- Born: 1948 (age 77–78) Monaghan, County Monaghan, Ireland
- Allegiance: Provisional Irish Republican Army
- Service years: 1970–1990 or 1998
- Rank: Volunteer
- Unit: Provisional IRA South Armagh Brigade
- Known for: Assassination of Lord Mountbatten
- Conflict: The Troubles
- Children: 2

= Thomas McMahon (Irish republican) =

Irish republican (born 1948)

Thomas McMahon (born 1948) is an Irish former volunteer in the South Armagh Brigade of the Provisional Irish Republican Army (IRA), and was one of the IRA's most experienced bomb-makers. McMahon was convicted of the murder of Lord Louis Mountbatten, his grandson and two others, off the coast of Mullaghmore, County Sligo, in the west of Ireland.

==Early life==
Thomas McMahon was born in 1948 in County Monaghan. One of seven children in his family, he grew up on a rural farm near the Ulster border, which was owned by his father, James. He completed his education at Carrickmacross Technical School and became a carpenter.

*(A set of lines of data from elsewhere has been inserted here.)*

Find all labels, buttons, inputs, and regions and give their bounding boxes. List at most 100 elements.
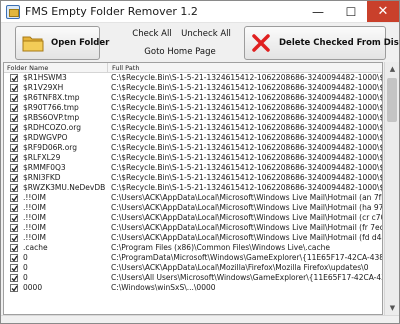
list-item[interactable]: $RDWGVPO C:\$Recycle.Bin\S-1-5-21-1324615… xyxy=(4,133,382,143)
row-checkbox[interactable] xyxy=(10,214,18,222)
full-path-cell: C:\Users\ACK\AppData\Local\Microsoft\Win… xyxy=(111,203,383,212)
checkmark-icon xyxy=(11,165,18,172)
checkmark-icon xyxy=(11,185,18,192)
checkmark-icon xyxy=(11,205,18,212)
folder-name-cell: $RF9D06R.org xyxy=(23,143,78,152)
row-checkbox[interactable] xyxy=(10,234,18,242)
checkmark-icon xyxy=(11,85,18,92)
checkmark-icon xyxy=(11,155,18,162)
row-checkbox[interactable] xyxy=(10,134,18,142)
status-bar xyxy=(1,315,399,323)
maximize-button[interactable]: ☐ xyxy=(334,1,368,22)
full-path-cell: C:\Windows\winSxS\...\0000 xyxy=(111,283,216,292)
checkmark-icon xyxy=(11,225,18,232)
folder-name-cell: .!!OIM xyxy=(23,223,46,232)
column-header-folder-name[interactable]: Folder Name xyxy=(4,63,108,73)
checkmark-icon xyxy=(11,135,18,142)
row-checkbox[interactable] xyxy=(10,194,18,202)
checkmark-icon xyxy=(11,275,18,282)
full-path-cell: C:\$Recycle.Bin\S-1-5-21-1324615412-1062… xyxy=(111,73,382,82)
row-checkbox[interactable] xyxy=(10,94,18,102)
list-item[interactable]: .cache C:\Program Files (x86)\Common File… xyxy=(4,243,382,253)
row-checkbox[interactable] xyxy=(10,114,18,122)
list-item[interactable]: .!!OIM C:\Users\ACK\AppData\Local\Microso… xyxy=(4,213,382,223)
checkmark-icon xyxy=(11,145,18,152)
folder-name-cell: $RLFXL29 xyxy=(23,153,61,162)
row-checkbox[interactable] xyxy=(10,164,18,172)
folder-name-cell: $RMMF0Q3 xyxy=(23,163,66,172)
close-button[interactable]: ✕ xyxy=(367,1,399,22)
list-item[interactable]: $RDHCOZO.org C:\$Recycle.Bin\S-1-5-21-132… xyxy=(4,123,382,133)
full-path-cell: C:\ProgramData\Microsoft\Windows\GameExp… xyxy=(111,253,383,262)
list-item[interactable]: $R1V29XH C:\$Recycle.Bin\S-1-5-21-1324615… xyxy=(4,83,382,93)
list-item[interactable]: $R1HSWM3 C:\$Recycle.Bin\S-1-5-21-1324615… xyxy=(4,73,382,83)
full-path-cell: C:\Users\ACK\AppData\Local\Microsoft\Win… xyxy=(111,213,383,222)
folder-name-cell: 0 xyxy=(23,263,28,272)
list-rows: $R1HSWM3 C:\$Recycle.Bin\S-1-5-21-1324615… xyxy=(4,73,382,293)
row-checkbox[interactable] xyxy=(10,244,18,252)
list-item[interactable]: $RBS6OVP.tmp C:\$Recycle.Bin\S-1-5-21-132… xyxy=(4,113,382,123)
list-item[interactable]: 0 C:\Users\ACK\AppData\Local\Mozilla\Fire… xyxy=(4,263,382,273)
checkmark-icon xyxy=(11,265,18,272)
row-checkbox[interactable] xyxy=(10,284,18,292)
full-path-cell: C:\$Recycle.Bin\S-1-5-21-1324615412-1062… xyxy=(111,133,382,142)
row-checkbox[interactable] xyxy=(10,184,18,192)
list-item[interactable]: $RLFXL29 C:\$Recycle.Bin\S-1-5-21-1324615… xyxy=(4,153,382,163)
checkmark-icon xyxy=(11,95,18,102)
list-item[interactable]: $RF9D06R.org C:\$Recycle.Bin\S-1-5-21-132… xyxy=(4,143,382,153)
list-item[interactable]: $R6TNF8X.tmp C:\$Recycle.Bin\S-1-5-21-132… xyxy=(4,93,382,103)
full-path-cell: C:\$Recycle.Bin\S-1-5-21-1324615412-1062… xyxy=(111,163,382,172)
list-item[interactable]: .!!OIM C:\Users\ACK\AppData\Local\Microso… xyxy=(4,223,382,233)
open-folder-button[interactable]: Open Folder xyxy=(15,26,109,60)
row-checkbox[interactable] xyxy=(10,124,18,132)
list-item[interactable]: 0 C:\Users\All Users\Microsoft\Windows\Ga… xyxy=(4,273,382,283)
folder-name-cell: .!!OIM xyxy=(23,213,46,222)
list-item[interactable]: .!!OIM C:\Users\ACK\AppData\Local\Microso… xyxy=(4,193,382,203)
full-path-cell: C:\Users\ACK\AppData\Local\Microsoft\Win… xyxy=(111,223,383,232)
list-item[interactable]: $RMMF0Q3 C:\$Recycle.Bin\S-1-5-21-1324615… xyxy=(4,163,382,173)
folder-name-cell: .cache xyxy=(23,243,48,252)
list-item[interactable]: $R90T766.tmp C:\$Recycle.Bin\S-1-5-21-132… xyxy=(4,103,382,113)
list-item[interactable]: .!!OIM C:\Users\ACK\AppData\Local\Microso… xyxy=(4,233,382,243)
uncheck-all-button[interactable]: Uncheck All xyxy=(180,26,232,42)
minimize-button[interactable]: — xyxy=(301,1,335,22)
row-checkbox[interactable] xyxy=(10,154,18,162)
row-checkbox[interactable] xyxy=(10,224,18,232)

McMahon's first known involvement in politics was in a Sinn Féin-led protest against the eviction of an itinerant family near Carrickmacross from an empty house when he was twenty years old.

==IRA activity==

McMahon and accomplice Francis McGirl planted a bomb in Shadow V, a 27 ft fishing boat owned by Mountbatten at Mullaghmore, County Sligo, near Donegal Bay. Lord Mountbatten was killed on 27 August 1979 by the bomb blast along with three other people: Doreen Knatchbull (Mountbatten's elder daughter's mother-in-law); his grandson Nicholas Knatchbull; and a 15-year-old crewmember Paul Maxwell. McMahon was arrested by the Gardaí at a Garda checkpoint between Longford and Granard on suspicion of driving a stolen vehicle two hours before the bomb detonated. The IRA claimed responsibility for the bombing in a statement released immediately afterwards that said: "This operation is one of the discriminate ways we can bring to the attention of the English people the continuing occupation of our country."

McMahon was identified as a possible suspect in the assassination almost immediately. Garda senior forensic scientist James O'Donovan examined the clothes McMahon had been wearing at the time of his arrest and was able to uncover flecks of paint from Mountbatten's boat and traces of nitroglycerine. Based on these findings, McMahon was charged with murder in the Republic of Ireland. He was convicted on 23 November 1979 and sentenced to life imprisonment. After serving almost 20 years in prison, McMahon was released in 1998 under the terms of the Good Friday Agreement.

==After prison==
After his release, Toby Harnden in Bandit Country reported that McMahon was holding a tricolour in the first rank of the IRA colour party at a 1998 IRA meeting in Cullyhanna. However, according to a BBC report, McMahon has said that he had left the IRA in 1990.

He has twice refused to meet Paul Maxwell's father, John, who has sought him out to explain the reasons for his son's death. In an interview for The Daily Telegraph in 2009, Maxwell stated that he had "made two approaches to McMahon, the first through a priest, who warned me in advance that he thought there wouldn't be any positive response. And there wasn't. I have some reservations about meeting him, obviously – it might work out in such a way that I would regret having made the contact. On the other hand, if we met and I could even begin to understand his motivation. If we could meet on some kind of a human level, a man to man level, it could help me come to terms with it. But that might be very optimistic. McMahon knows the door is open at this end."

McMahon's wife has stated, "Tommy never talks about Mountbatten, only the boys who died. He does have genuine remorse. Oh God yes."

As of 2009, McMahon was living with his wife in a hillside bungalow in Lisanisk, Carrickmacross, County Monaghan. He has two grown sons. He helped with Martin McGuinness's presidential campaign in 2011, erecting posters for McGuinness around Carrickmacross, and also canvassed for Sinn Féin's Matt Carthy in the 2014 European Parliament elections.